Introduction to UDDI and Service Oriented Architecture (SOA)
Client-server programming caused revolution in the software industry. By decoupling the role of the client and server, client-server programming led to the popularity of modular software. As more and more applications were developed using the client-server paradigm, the software industry ran into the limitations of procedural programming, for example, absence of extensibility, reuse etc.. In the meantime, the notion of object-oriented programming was evolving and the limitations of procedural programming led the software industry to turn to object-oriented design and development. Object-oriented languages like SmallTalk, C++, and Java support the notion of encapsulation, inheritance and polymorphism, which allowed software engineers to create reusable and extensible software components. As object-oriented programming slowly proliferated, the software industry saw various corporations adopting and implementing component-based development methodology. In the meantime, the world also saw emergence of Hypertext Transfer Protocol (HTTP), which ultimately led to the networked society we have today. As people started realizing the value of networks, they started deploying software components over the network, leading to widespread adoption of e-commerce in the consumer industry. As e-commerce became an accepted way to transact business with the customers, the business world extended the compute model to undertake business with their trading partners over the Internet, thus leading to the creation of business-to-business commerce over the Internet.

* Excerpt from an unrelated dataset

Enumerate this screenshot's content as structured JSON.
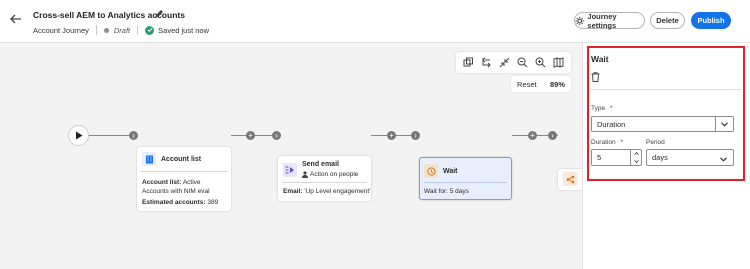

Today, businesses conduct Internet commerce with each other exclusively between known entities, because the compute model prevalent today is highly static. Therefore, one problem that remains is: How can businesses conduct commerce with anyone, anywhere on the network?

Enter: Service-oriented Architecture (SOA).

Service Oriented Architecture: A new era
What exactly is SOA? Stated simply, SOA takes the existing software components residing on the network and allows them to be published, invoked and discovered by each other. SOA allows a software programmer to model programming problems in terms of services offered by components to anyone, anywhere over the network. In other words, any application residing anywhere on any computer system would be able to interact with any service anywhere over the network.

So where do Web Services fit? Well, if the only language I could speak was OO modeling, then I would say that Web Services is an instance of SOA! Web Services are programmatic components that can be published, discovered and invoked over the network using open, interoperable protocols. Figure 4 shows a schematic representation of Web services:

SOA Components: Roles & Responsibilities

  • Web-Service Publisher: The service publisher is a software component that publishes its services and interface requirements with a service broker


  • Web-Service Broker: The service broker is responsible for enabling service discovery


  • Web-Service Subscriber: The service subscriber is a software component that subscribes to a service by discovering the available services that meet some pre-defined criteria on the network and binding to the service publisher.


  • Figure 4 shows how SOA components interact with each other to publish, discover and bind to various services. The publisher and the subscriber can interchange roles at any time. It is important to realize that a Web service can be a standalone Web service or an aggregation of other Web services. A service provider determines the granularity of the service. For example, a time service would be extremely fine-grained, whereas a banking service, that can perform many tasks, would be coarse-grained. You can implement a Web service on any platform in any language.